这天,马斌他才把摇摇欲坠的木杖子牢牢绑好。还没等他寻个避风的地儿,好好歇上一歇。
就在这时,一道身影快速地闯入眼帘。村里的二柱子,人还离着老远,那大嗓门就跟炸雷似的,震得马斌耳朵发麻:“大斌子,不好了!西头的李大伟死了!”
马斌只觉浑身一激灵,仿若一道电流瞬间贯穿全身,蹭地站直了身子,脸上的惊愕如涟漪般迅速扩散开来:“啥?李大爷走了?”
虽说李大伟年逾古稀,在村里也算高寿,平日里身子骨看着还算硬朗,时常拄着拐棍在村道溜达。可这噩耗毫无预兆地砸来,马斌心里还是狠狠“咯噔”一下,空落落的。

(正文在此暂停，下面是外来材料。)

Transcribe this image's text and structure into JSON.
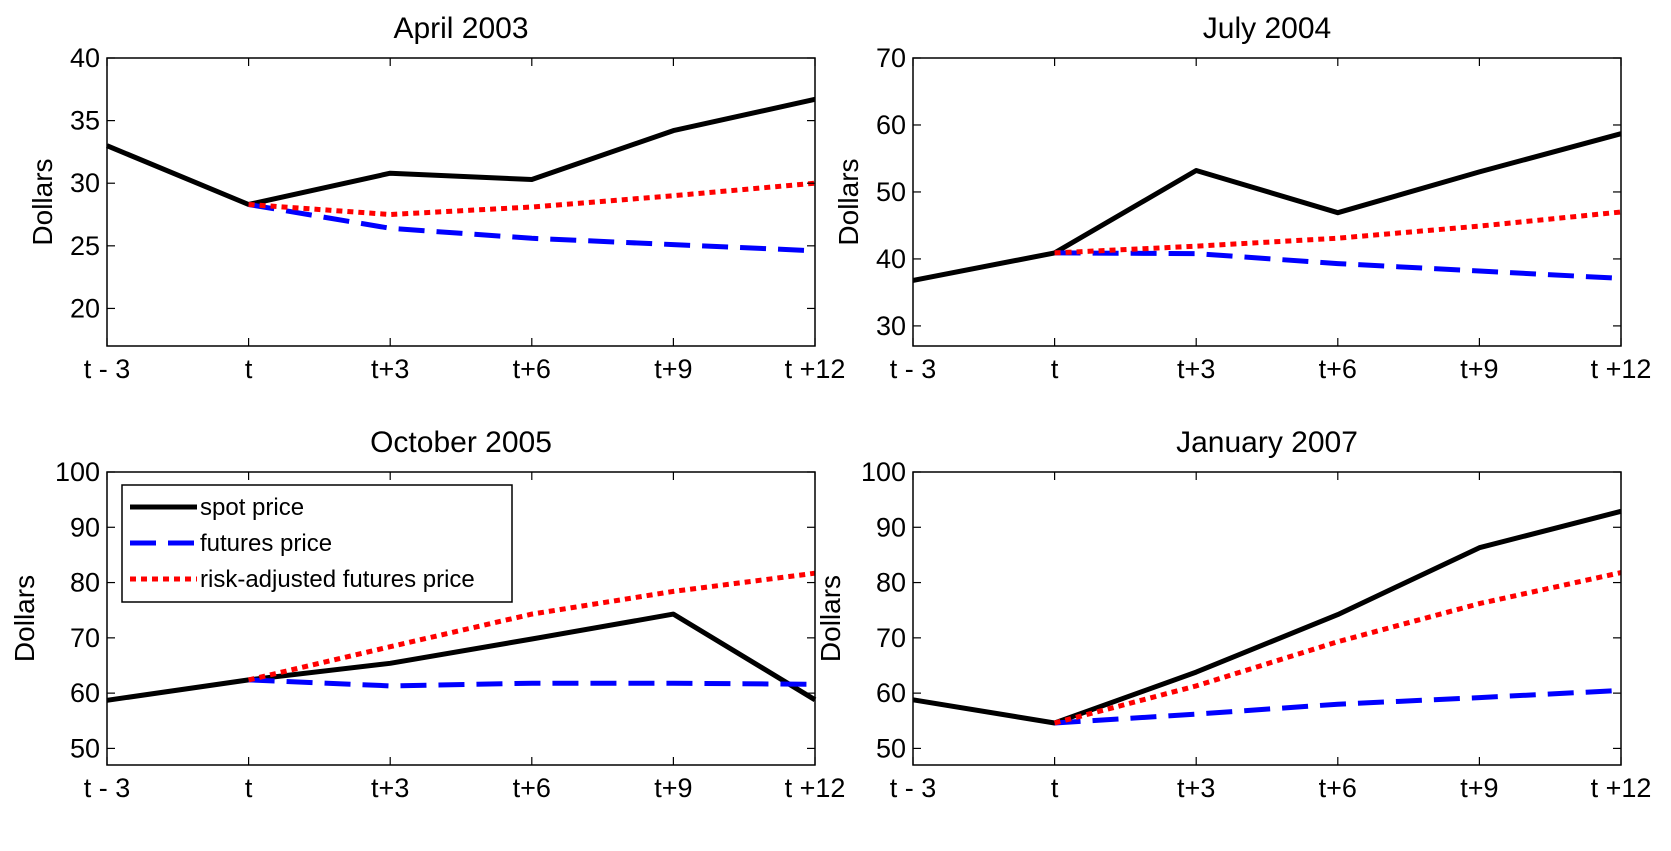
{
  "chart_data": [
    {
      "type": "line",
      "title": "April 2003",
      "ylabel": "Dollars",
      "categories": [
        "t - 3",
        "t",
        "t+3",
        "t+6",
        "t+9",
        "t +12"
      ],
      "ylim": [
        17,
        40
      ],
      "yticks": [
        20,
        25,
        30,
        35,
        40
      ],
      "series": [
        {
          "name": "spot price",
          "color": "#000000",
          "style": "solid",
          "values": [
            33.0,
            28.3,
            30.8,
            30.3,
            34.2,
            36.7
          ]
        },
        {
          "name": "futures price",
          "color": "#0000ff",
          "style": "dashed",
          "values": [
            null,
            28.3,
            26.4,
            25.6,
            25.1,
            24.6
          ]
        },
        {
          "name": "risk-adjusted futures price",
          "color": "#ff0000",
          "style": "dotted",
          "values": [
            null,
            28.3,
            27.5,
            28.1,
            29.0,
            30.0
          ]
        }
      ]
    },
    {
      "type": "line",
      "title": "July 2004",
      "ylabel": "Dollars",
      "categories": [
        "t - 3",
        "t",
        "t+3",
        "t+6",
        "t+9",
        "t +12"
      ],
      "ylim": [
        27,
        70
      ],
      "yticks": [
        30,
        40,
        50,
        60,
        70
      ],
      "series": [
        {
          "name": "spot price",
          "color": "#000000",
          "style": "solid",
          "values": [
            36.8,
            40.9,
            53.2,
            46.9,
            53.0,
            58.7
          ]
        },
        {
          "name": "futures price",
          "color": "#0000ff",
          "style": "dashed",
          "values": [
            null,
            40.9,
            40.8,
            39.3,
            38.2,
            37.1
          ]
        },
        {
          "name": "risk-adjusted futures price",
          "color": "#ff0000",
          "style": "dotted",
          "values": [
            null,
            40.9,
            41.9,
            43.1,
            44.9,
            47.0
          ]
        }
      ]
    },
    {
      "type": "line",
      "title": "October 2005",
      "ylabel": "Dollars",
      "categories": [
        "t - 3",
        "t",
        "t+3",
        "t+6",
        "t+9",
        "t +12"
      ],
      "ylim": [
        47,
        100
      ],
      "yticks": [
        50,
        60,
        70,
        80,
        90,
        100
      ],
      "legend": {
        "position": "top-left",
        "entries": [
          "spot price",
          "futures price",
          "risk-adjusted futures price"
        ]
      },
      "series": [
        {
          "name": "spot price",
          "color": "#000000",
          "style": "solid",
          "values": [
            58.7,
            62.4,
            65.4,
            69.8,
            74.3,
            58.8
          ]
        },
        {
          "name": "futures price",
          "color": "#0000ff",
          "style": "dashed",
          "values": [
            null,
            62.4,
            61.3,
            61.8,
            61.8,
            61.6
          ]
        },
        {
          "name": "risk-adjusted futures price",
          "color": "#ff0000",
          "style": "dotted",
          "values": [
            null,
            62.4,
            68.4,
            74.3,
            78.4,
            81.7
          ]
        }
      ]
    },
    {
      "type": "line",
      "title": "January 2007",
      "ylabel": "Dollars",
      "categories": [
        "t - 3",
        "t",
        "t+3",
        "t+6",
        "t+9",
        "t +12"
      ],
      "ylim": [
        47,
        100
      ],
      "yticks": [
        50,
        60,
        70,
        80,
        90,
        100
      ],
      "series": [
        {
          "name": "spot price",
          "color": "#000000",
          "style": "solid",
          "values": [
            58.8,
            54.6,
            63.8,
            74.2,
            86.3,
            92.9
          ]
        },
        {
          "name": "futures price",
          "color": "#0000ff",
          "style": "dashed",
          "values": [
            null,
            54.6,
            56.2,
            58.0,
            59.2,
            60.5
          ]
        },
        {
          "name": "risk-adjusted futures price",
          "color": "#ff0000",
          "style": "dotted",
          "values": [
            null,
            54.6,
            61.3,
            69.3,
            76.2,
            81.8
          ]
        }
      ]
    }
  ]
}
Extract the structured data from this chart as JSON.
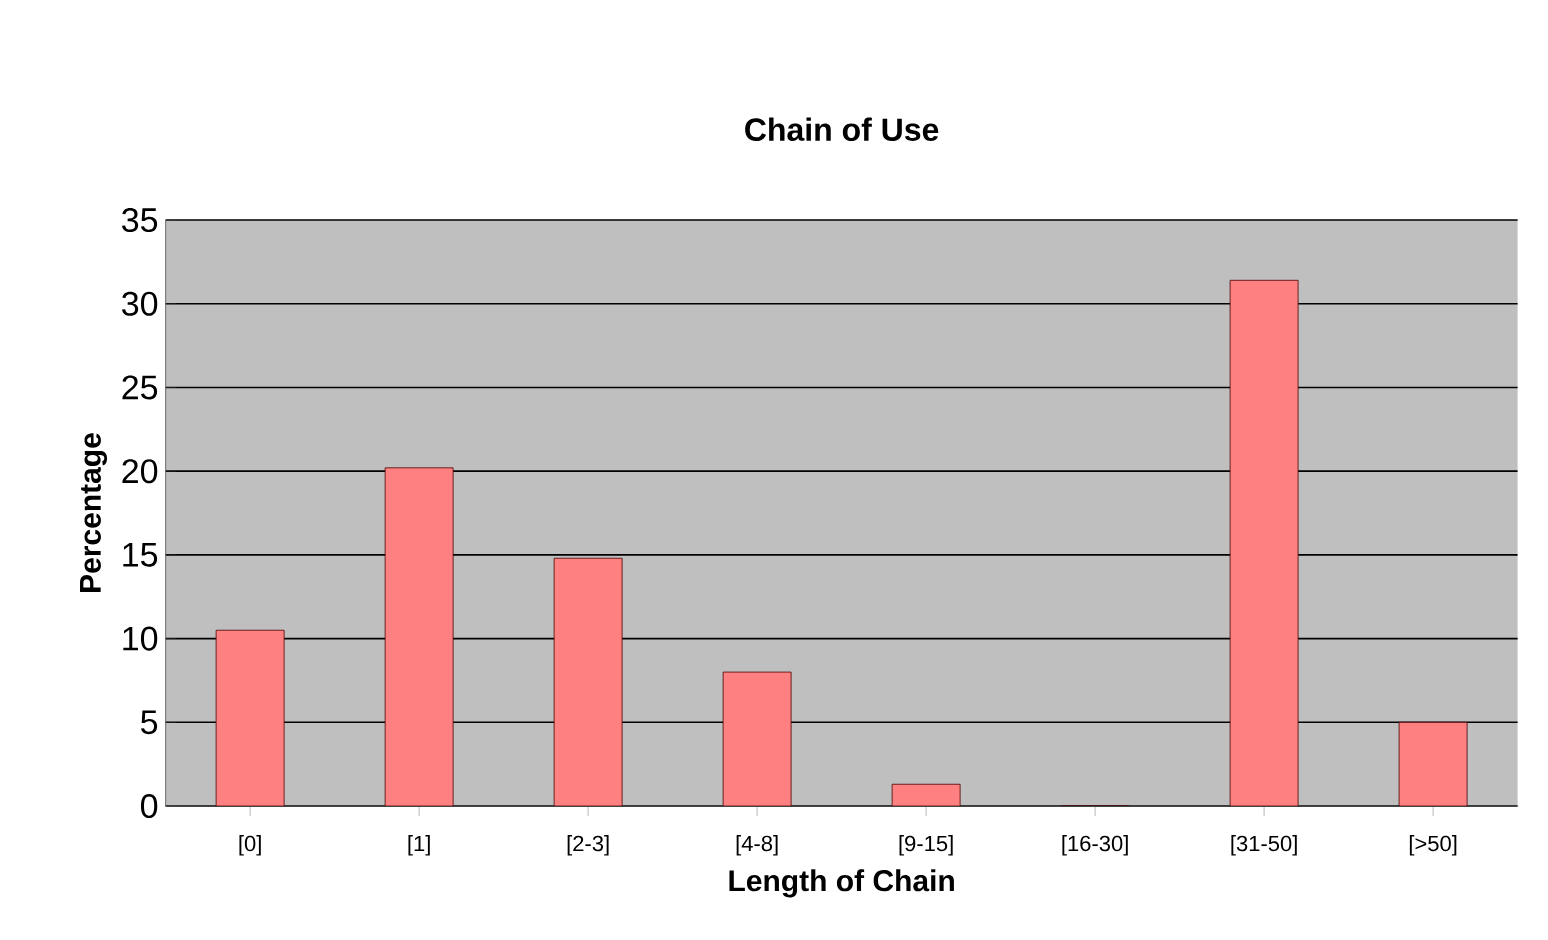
{
  "chart_data": {
    "type": "bar",
    "title": "Chain of Use",
    "xlabel": "Length of Chain",
    "ylabel": "Percentage",
    "categories": [
      "[0]",
      "[1]",
      "[2-3]",
      "[4-8]",
      "[9-15]",
      "[16-30]",
      "[31-50]",
      "[>50]"
    ],
    "values": [
      10.5,
      20.2,
      14.8,
      8.0,
      1.3,
      0,
      31.4,
      5.0
    ],
    "color": "#ff8080",
    "ylim": [
      0,
      35
    ],
    "yticks": [
      0,
      5,
      10,
      15,
      20,
      25,
      30,
      35
    ],
    "grid": "y"
  }
}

在马斌的成长岁月里,李大伟就经常关照他。哪家破土盖房,匠人师傅还没到,李大伟就早早赶去,帮着清理场地、挖土打土坯,累得汗流浃背也不喊停;邻里间闹了鸡毛蒜皮的矛盾,双方脸红脖子粗,眼看就要撸起袖子干仗,李大伟迈着蹒跚却笃定的步子一到场,三两句话便能抚平风波,劝得大伙握手言和。村里的娃娃见了他,都亲昵地喊一声“李爷爷”。李大伟人缘好得没话说,村里老少提起他,无不竖大拇指夸赞。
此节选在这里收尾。